Neben der Wind-, Solar- und Bioenergie zählt die Erdwärme (Geothermie) zu den vier Säulen der zukünftigen erneuerbaren Technologien. Unterhalb der festen Erdoberfläche ist die Geothermie als Wärmeenergie gespeichert. Dort liegen enorme Potenziale, denn in drei- bis viertausend Metern Tiefe herrschen Temperaturen zwischen 100 und 170 °C. In Mitteleuropa steigt die Temperatur um ca. 3°C pro 100 m Tiefe.

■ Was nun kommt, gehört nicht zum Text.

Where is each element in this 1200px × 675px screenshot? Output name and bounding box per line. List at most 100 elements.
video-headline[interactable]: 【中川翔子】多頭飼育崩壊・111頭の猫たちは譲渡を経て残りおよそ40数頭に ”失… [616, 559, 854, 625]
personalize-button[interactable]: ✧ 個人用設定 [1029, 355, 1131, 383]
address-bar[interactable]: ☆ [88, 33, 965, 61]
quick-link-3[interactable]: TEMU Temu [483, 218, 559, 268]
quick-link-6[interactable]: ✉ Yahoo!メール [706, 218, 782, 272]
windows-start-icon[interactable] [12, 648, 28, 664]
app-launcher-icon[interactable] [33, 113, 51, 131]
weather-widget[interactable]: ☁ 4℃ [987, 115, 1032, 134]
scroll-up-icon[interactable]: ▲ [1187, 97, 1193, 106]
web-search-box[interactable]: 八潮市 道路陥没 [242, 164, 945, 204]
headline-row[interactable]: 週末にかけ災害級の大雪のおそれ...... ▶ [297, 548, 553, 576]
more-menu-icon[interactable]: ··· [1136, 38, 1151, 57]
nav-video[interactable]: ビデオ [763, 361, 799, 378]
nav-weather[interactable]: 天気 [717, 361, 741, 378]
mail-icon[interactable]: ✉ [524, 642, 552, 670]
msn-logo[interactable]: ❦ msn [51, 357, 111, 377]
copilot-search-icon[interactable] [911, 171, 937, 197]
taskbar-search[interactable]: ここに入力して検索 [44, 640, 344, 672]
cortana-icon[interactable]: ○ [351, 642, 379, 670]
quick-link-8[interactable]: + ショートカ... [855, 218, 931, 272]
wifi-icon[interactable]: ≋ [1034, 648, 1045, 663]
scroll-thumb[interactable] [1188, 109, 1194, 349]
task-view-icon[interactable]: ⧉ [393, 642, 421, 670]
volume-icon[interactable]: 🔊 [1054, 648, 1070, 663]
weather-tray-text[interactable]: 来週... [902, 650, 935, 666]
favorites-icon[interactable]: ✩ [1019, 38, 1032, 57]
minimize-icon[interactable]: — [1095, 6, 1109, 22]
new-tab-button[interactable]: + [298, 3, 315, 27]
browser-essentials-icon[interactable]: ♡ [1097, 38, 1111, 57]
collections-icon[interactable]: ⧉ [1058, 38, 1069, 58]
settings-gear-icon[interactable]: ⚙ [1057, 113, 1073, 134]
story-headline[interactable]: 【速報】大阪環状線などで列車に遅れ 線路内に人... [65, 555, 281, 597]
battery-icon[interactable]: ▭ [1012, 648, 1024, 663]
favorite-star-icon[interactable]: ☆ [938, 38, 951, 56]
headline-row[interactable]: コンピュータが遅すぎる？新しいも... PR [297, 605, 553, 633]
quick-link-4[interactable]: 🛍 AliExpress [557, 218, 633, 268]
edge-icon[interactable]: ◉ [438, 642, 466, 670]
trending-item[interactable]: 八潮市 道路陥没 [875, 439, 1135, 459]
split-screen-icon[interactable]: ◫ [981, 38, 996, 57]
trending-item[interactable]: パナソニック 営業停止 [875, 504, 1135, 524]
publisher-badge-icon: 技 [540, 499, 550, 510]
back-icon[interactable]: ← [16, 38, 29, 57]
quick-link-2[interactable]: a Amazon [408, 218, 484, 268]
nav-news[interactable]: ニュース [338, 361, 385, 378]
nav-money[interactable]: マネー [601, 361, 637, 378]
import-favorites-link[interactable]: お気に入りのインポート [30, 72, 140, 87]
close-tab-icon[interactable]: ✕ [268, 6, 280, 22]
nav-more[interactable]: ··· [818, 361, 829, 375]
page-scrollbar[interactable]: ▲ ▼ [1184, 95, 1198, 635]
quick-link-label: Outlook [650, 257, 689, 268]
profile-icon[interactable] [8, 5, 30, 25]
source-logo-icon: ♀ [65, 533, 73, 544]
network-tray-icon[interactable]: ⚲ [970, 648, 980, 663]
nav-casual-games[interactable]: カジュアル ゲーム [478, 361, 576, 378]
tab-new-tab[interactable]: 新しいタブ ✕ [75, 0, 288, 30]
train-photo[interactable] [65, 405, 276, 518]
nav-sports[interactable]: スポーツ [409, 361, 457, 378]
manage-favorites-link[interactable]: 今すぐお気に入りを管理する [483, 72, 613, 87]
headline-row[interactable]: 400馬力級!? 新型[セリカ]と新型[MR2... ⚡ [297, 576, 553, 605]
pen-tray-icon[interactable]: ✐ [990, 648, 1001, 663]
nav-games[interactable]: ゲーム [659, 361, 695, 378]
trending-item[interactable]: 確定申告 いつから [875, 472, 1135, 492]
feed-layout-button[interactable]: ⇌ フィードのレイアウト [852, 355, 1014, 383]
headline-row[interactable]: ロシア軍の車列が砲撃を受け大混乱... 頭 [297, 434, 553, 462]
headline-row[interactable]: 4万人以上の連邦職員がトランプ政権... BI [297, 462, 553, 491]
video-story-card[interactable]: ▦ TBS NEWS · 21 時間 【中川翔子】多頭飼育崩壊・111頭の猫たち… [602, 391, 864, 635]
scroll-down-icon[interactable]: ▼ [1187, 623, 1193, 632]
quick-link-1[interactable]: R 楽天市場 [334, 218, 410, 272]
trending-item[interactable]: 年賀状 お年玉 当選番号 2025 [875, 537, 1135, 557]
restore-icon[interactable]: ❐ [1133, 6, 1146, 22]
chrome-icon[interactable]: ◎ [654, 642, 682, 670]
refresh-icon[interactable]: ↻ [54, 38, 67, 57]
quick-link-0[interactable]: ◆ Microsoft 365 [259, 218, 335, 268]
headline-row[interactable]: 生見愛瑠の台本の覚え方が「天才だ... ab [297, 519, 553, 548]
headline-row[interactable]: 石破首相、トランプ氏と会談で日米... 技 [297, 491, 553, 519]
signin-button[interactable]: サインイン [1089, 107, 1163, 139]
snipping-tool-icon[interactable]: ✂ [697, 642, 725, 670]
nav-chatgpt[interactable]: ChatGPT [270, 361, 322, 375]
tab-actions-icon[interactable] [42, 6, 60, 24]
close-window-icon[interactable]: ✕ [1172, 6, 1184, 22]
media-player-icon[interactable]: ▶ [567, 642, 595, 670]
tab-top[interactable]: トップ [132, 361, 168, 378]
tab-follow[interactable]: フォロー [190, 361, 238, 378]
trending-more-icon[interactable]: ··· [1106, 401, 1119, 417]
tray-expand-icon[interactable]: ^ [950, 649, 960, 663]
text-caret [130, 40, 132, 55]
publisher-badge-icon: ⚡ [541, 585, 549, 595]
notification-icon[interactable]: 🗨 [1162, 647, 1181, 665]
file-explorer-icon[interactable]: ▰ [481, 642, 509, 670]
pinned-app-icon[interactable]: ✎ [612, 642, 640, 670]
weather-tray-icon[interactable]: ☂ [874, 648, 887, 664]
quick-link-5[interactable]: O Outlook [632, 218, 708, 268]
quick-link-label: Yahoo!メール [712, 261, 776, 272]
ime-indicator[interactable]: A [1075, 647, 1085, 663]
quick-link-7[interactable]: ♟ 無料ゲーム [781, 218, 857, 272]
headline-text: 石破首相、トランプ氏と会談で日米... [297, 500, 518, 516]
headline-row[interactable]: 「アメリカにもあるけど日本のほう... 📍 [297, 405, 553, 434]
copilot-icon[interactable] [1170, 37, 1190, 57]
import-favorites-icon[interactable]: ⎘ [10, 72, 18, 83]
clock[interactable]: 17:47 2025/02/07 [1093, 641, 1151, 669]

Um Strom gewinnen zu können, muss das Wasser mindestens 100 °C heiß sein. Liegt es unter 100°C kann es für Fernwärme verwendet werden. Die geothermische Vereinigung Deutschlands gibt an, dass die Erde rund das vierfache der Energie an den Weltraum abgibt, als die Menschheit an Energie verbraucht. Bereits 8000 Megawatt Strom werden weltweit mit Hilfe der Geothermie gewonnen. Weltweit gehört die klimaschonende Geothermie zu den am meisten eingesetzten erneuerbaren Energieträgern. In Island, wo es viele Geysire gibt, sind Gas und Öl zu Heizzwecken praktisch vom Markt verschwunden. Neben Island sind die Länder Mittelamerikas, Japan, Kalifornien sowie Neuseeland und die Toskana Vorreiter. Dort gab es bereits vor 100 Jahren erste Anlagen zur Stromerzeugung mit Erdwärme. Das Geoforschungszentrum Potsdam fand in Studien heraus, dass in Deutschland bis zu 29% des Wärmebedarfs aus derzeit bekannten Thermalwasserressourcen gedeckt werden könnte.